Bacon, tomatoes, lettuce, and avocado ranch combine in a colorful, satisfying pasta salad for summer gatherings.
# Ingredient List:
→ Pasta
01 - 12 ounces rotini or fusilli pasta
02 - Salt, for boiling water
→ BLT Components
03 - 6 slices bacon
04 - 2 cups chopped romaine lettuce
05 - 1 cup cherry tomatoes, halved
→ Avocado Ranch Dressing
06 - 1 ripe avocado, peeled and pitted
07 - 1/2 cup mayonnaise
08 - 1/4 cup sour cream
09 - 2 tablespoons fresh lemon juice
10 - 2 tablespoons fresh chives, chopped
11 - 2 tablespoons fresh dill, chopped
12 - 1 garlic clove, minced
13 - 1/4 teaspoon onion powder
14 - 1/4 teaspoon salt
15 - 1/4 teaspoon black pepper
16 - 2 to 3 tablespoons milk, as needed for thinning
→ Optional Additions
17 - 1/4 cup thinly sliced red onion
18 - Extra chopped avocado, for garnish
# How to Prepare:
01 - Bring a large pot of salted water to a rolling boil. Cook the rotini or fusilli according to package instructions until al dente. Drain thoroughly and rinse under cold water to halt cooking and cool. Set aside.

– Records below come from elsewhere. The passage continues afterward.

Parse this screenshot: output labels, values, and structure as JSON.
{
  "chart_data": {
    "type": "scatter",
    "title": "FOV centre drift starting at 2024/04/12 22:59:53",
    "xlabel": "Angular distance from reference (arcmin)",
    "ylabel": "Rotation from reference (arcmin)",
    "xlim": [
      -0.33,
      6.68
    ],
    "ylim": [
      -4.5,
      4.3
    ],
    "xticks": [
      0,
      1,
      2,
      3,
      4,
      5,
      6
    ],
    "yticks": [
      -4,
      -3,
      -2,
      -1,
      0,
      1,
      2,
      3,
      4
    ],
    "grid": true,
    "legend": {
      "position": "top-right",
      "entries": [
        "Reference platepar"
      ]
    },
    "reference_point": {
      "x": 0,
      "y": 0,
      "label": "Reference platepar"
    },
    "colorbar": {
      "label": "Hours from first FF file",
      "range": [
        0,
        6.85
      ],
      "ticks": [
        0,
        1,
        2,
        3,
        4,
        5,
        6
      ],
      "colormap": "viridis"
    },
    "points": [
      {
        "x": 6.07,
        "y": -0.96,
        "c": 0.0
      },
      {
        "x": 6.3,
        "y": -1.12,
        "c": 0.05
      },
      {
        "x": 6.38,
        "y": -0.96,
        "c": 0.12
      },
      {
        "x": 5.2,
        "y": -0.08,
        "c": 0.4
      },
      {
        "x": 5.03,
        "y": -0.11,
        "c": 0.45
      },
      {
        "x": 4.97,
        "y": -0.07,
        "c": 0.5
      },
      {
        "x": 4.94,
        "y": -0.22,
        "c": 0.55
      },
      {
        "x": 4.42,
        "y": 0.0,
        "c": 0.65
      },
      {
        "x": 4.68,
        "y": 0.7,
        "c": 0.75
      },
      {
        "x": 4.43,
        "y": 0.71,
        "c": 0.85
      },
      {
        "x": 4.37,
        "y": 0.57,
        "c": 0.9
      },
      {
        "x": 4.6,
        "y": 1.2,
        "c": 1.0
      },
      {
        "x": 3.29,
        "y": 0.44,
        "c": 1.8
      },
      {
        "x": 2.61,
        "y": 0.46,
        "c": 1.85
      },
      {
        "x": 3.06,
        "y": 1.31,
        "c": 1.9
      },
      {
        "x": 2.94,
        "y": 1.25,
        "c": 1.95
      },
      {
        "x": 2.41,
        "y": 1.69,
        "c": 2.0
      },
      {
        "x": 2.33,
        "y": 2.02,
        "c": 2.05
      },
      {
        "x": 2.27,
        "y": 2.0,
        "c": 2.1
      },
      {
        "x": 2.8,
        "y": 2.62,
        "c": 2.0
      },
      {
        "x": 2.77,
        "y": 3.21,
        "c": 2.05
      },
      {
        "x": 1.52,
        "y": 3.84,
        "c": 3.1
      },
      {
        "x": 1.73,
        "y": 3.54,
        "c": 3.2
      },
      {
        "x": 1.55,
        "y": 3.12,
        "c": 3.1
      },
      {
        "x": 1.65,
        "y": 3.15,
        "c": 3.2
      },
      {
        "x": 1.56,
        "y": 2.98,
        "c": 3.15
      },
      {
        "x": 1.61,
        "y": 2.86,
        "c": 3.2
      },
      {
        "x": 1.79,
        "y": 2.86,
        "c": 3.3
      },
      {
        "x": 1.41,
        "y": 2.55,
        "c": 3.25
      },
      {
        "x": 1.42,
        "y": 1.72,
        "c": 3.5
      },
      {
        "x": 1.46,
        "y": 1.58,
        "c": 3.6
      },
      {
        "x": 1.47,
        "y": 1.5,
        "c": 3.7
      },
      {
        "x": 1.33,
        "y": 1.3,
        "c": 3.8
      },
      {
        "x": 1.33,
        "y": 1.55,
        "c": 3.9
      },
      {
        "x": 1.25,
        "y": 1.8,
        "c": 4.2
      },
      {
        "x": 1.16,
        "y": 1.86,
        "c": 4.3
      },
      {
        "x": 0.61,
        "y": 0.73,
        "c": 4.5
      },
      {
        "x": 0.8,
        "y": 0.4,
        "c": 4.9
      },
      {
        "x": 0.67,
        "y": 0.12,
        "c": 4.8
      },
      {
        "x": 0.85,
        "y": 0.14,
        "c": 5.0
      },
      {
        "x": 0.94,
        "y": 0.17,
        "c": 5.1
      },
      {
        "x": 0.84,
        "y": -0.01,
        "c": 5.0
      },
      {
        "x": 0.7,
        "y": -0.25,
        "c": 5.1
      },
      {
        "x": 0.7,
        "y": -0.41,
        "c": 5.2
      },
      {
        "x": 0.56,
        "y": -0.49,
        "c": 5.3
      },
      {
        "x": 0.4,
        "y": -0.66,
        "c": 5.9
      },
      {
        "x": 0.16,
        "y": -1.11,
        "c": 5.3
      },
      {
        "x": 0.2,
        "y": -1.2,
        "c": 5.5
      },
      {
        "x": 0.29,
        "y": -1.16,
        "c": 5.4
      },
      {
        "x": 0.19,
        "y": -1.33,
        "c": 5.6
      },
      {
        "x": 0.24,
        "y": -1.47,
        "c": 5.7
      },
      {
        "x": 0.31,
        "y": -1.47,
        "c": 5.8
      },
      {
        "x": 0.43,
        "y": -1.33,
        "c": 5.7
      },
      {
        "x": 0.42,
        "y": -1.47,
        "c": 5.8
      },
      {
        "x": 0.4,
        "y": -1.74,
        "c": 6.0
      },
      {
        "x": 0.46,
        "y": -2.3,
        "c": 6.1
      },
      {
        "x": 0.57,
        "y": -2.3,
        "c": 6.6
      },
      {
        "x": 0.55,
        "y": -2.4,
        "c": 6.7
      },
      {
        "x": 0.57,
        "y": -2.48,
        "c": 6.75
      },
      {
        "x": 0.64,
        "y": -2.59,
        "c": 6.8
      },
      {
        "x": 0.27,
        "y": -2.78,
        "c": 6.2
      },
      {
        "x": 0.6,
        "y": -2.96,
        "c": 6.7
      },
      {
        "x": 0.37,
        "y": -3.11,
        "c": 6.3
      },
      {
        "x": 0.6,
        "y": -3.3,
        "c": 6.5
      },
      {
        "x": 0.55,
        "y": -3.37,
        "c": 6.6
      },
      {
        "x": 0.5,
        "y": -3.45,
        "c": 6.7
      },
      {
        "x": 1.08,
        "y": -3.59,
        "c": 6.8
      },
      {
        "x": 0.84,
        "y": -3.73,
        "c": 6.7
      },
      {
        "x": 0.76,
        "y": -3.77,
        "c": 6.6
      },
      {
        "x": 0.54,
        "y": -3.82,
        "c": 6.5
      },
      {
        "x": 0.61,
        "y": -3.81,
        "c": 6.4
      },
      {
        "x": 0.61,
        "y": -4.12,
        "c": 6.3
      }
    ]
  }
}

02 - Heat a skillet over medium heat. Arrange bacon slices in a single layer and cook until crisp. Transfer to a plate lined with paper towels. When cooled, chop into bite-sized pieces.
03 - In a blender or food processor, combine avocado, mayonnaise, sour cream, lemon juice, chives, dill, garlic, onion powder, salt, and black pepper. Blend until smooth and creamy. Add milk gradually, one tablespoon at a time, blending until the dressing reaches desired consistency.
04 - In a large mixing bowl, add cooled pasta, chopped bacon, chopped romaine lettuce, halved cherry tomatoes, and optional sliced red onion. Pour the freshly prepared avocado ranch dressing over the mixture and gently toss to evenly coat.
05 - Garnish with additional chopped avocado and chives if desired. Serve immediately, or refrigerate for 30 minutes to allow flavors to meld.